2. Description of Related Art
Metal powders can be fabricated by atomization techniques, which form metal powder from molten metal using a spray of droplets. Elemental and pre-alloyed metal powders can be formed by atomization techniques. Water atomization and gas atomization techniques are commonly used to form these powders.
Water atomization utilizes rapid solidification of molten metal, which produces irregular shaped particles having a rough surface texture. In addition, water atomized powders can have a high oxygen and oxide level. For example, the water atomization of FeAl alloy powders can require special precautions to reduce the oxygen content of the particles and prevent the formation of oxides of iron and aluminum on the surface. Excessive oxidation of such particles can produce stringers of oxides in articles made from the particles. See M. R. Hajaligol, et al., “A Thermomechanical Process to Make Iron Aluminide (FeAl) Sheet,” Mater. Sci. Eng. A258 (1998) pp. 249-257. A non-uniform distribution of oxides can cause property variations within articles and also result in article-to-article property variations. See U.S. Pat. No. 6,030,472 to Hajaligol et al., which is hereby incorporated herein by reference in its entirety. In addition, a high surface oxide content reduces bonding between particles during sintering. See R. E. Mistler, et. al., “Tape Casting as a Fabrication Process for Iron Aluminide (FeAl) Thin Sheets,” Mater. Sci. Eng. A258 (1998) pp. 258-265.

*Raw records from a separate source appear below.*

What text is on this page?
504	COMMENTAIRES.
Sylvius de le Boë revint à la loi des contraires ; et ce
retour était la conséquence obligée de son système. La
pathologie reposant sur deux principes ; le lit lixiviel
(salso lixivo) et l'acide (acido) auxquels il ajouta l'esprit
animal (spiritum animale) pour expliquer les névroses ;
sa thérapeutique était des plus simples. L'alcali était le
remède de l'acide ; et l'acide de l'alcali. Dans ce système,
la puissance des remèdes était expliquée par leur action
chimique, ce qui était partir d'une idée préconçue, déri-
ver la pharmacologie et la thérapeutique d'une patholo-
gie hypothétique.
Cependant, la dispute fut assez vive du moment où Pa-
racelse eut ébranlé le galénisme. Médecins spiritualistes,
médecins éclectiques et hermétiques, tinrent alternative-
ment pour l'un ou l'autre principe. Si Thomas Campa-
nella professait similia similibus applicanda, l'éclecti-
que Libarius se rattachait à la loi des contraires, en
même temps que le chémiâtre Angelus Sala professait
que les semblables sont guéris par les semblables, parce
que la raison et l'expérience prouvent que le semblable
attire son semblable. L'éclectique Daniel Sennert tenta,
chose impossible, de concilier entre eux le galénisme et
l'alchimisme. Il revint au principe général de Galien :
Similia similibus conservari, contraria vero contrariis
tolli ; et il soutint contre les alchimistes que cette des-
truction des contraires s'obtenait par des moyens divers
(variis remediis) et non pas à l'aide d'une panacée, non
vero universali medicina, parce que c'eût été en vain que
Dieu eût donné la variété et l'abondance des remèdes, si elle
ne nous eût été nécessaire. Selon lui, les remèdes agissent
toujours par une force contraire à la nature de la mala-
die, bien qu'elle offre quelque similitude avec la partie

In contrast, gas atomization techniques utilize gases, such as air, nitrogen or inert gases, as the atomizing fluid and achieve lower cooling rates of molten metal than water atomization techniques. Due to the use of these gases and lower cooling rates, powders produced by gas atomization techniques are more spherical, have less oxidation and surface oxides, and have a higher apparent density, than water atomized powders.
The packing density of atomized powders is related to the particle surface area and particle shape. Water atomized powders have irregular shapes and associated increased surface area. Gas atomized powders are typically smaller in size and more regular shaped than water atomized powders. In general, water atomized powders have a lower packing density than gas atomized powders. A lower packing density can significantly affect the final density and resulting mechanical properties of the material.

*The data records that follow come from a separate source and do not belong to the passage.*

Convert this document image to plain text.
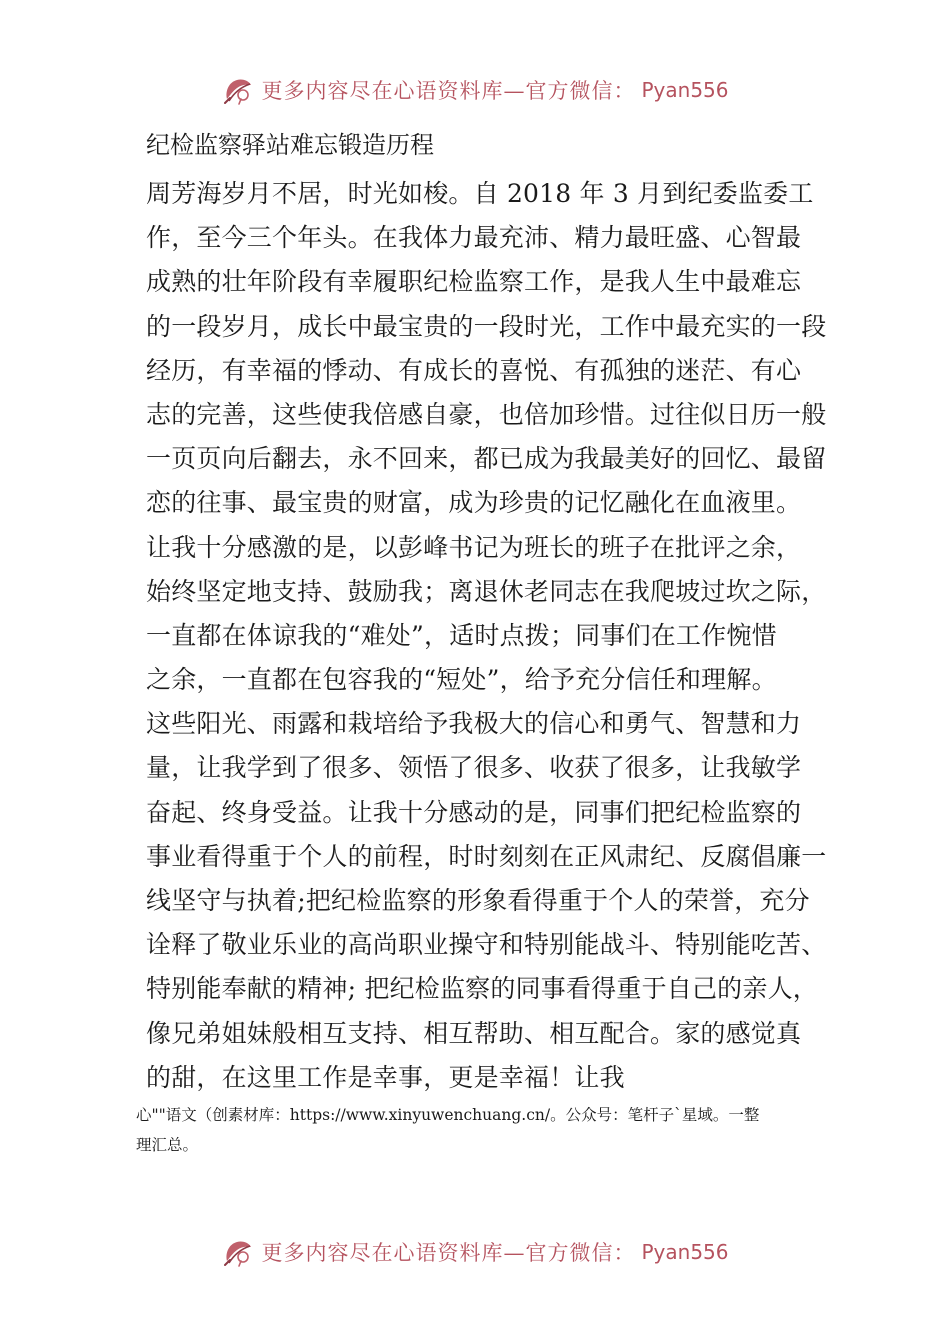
更多内容尽在心语资料库—官方微信： Pyan556
纪检监察驿站难忘锻造历程
周芳海岁月不居，时光如梭。自 2018 年 3 月到纪委监委工
作，至今三个年头。在我体力最充沛、精力最旺盛、心智最
成熟的壮年阶段有幸履职纪检监察工作，是我人生中最难忘
的一段岁月，成长中最宝贵的一段时光，工作中最充实的一段
经历，有幸福的悸动、有成长的喜悦、有孤独的迷茫、有心
志的完善，这些使我倍感自豪，也倍加珍惜。过往似日历一般
一页页向后翻去，永不回来，都已成为我最美好的回忆、最留
恋的往事、最宝贵的财富，成为珍贵的记忆融化在血液里。
让我十分感激的是，以彭峰书记为班长的班子在批评之余，
始终坚定地支持、鼓励我；离退休老同志在我爬坡过坎之际，
一直都在体谅我的“难处”，适时点拨；同事们在工作惋惜
之余，一直都在包容我的“短处”，给予充分信任和理解。
这些阳光、雨露和栽培给予我极大的信心和勇气、智慧和力
量，让我学到了很多、领悟了很多、收获了很多，让我敏学
奋起、终身受益。让我十分感动的是，同事们把纪检监察的
事业看得重于个人的前程，时时刻刻在正风肃纪、反腐倡廉一
线坚守与执着;把纪检监察的形象看得重于个人的荣誉，充分
诠释了敬业乐业的高尚职业操守和特别能战斗、特别能吃苦、
特别能奉献的精神; 把纪检监察的同事看得重于自己的亲人，
像兄弟姐妹般相互支持、相互帮助、相互配合。家的感觉真
的甜，在这里工作是幸事，更是幸福！让我
心""语文（创素材库：https://www.xinyuwenchuang.cn/。公众号：笔杆子`星域。一整
理汇总。
更多内容尽在心语资料库—官方微信： Pyan556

The mechanical properties of a metallic alloy can also be affected by the amount and distribution of oxides in the powder particles. Generally, well-distributed oxides can strengthen an alloy. However, oxide stringers can provide undesirable initiation sites for cracks and deleteriously affect mechanical properties of articles. In addition, oxide stringers can negatively affect the sintering performance of articles, resulting in articles having unsatisfactory microstructures and/or properties. Such oxide stringers can thus limit the performance of articles made from water atomized powders.
In contrast, gas atomized powders have a lower oxygen content and thus are less susceptible to oxide stringer problems than water atomized powders. However, due to their low oxygen content, gas atomized powders do not contain well-distributed oxides. Without such well-distributed oxides, the mechanical properties of gas atomized powders can be unsatisfactory for some applications. In addition, gas atomized powders can be unsatisfactory for some powder metallurgical techniques where they provide insufficient particle bonding in the green state.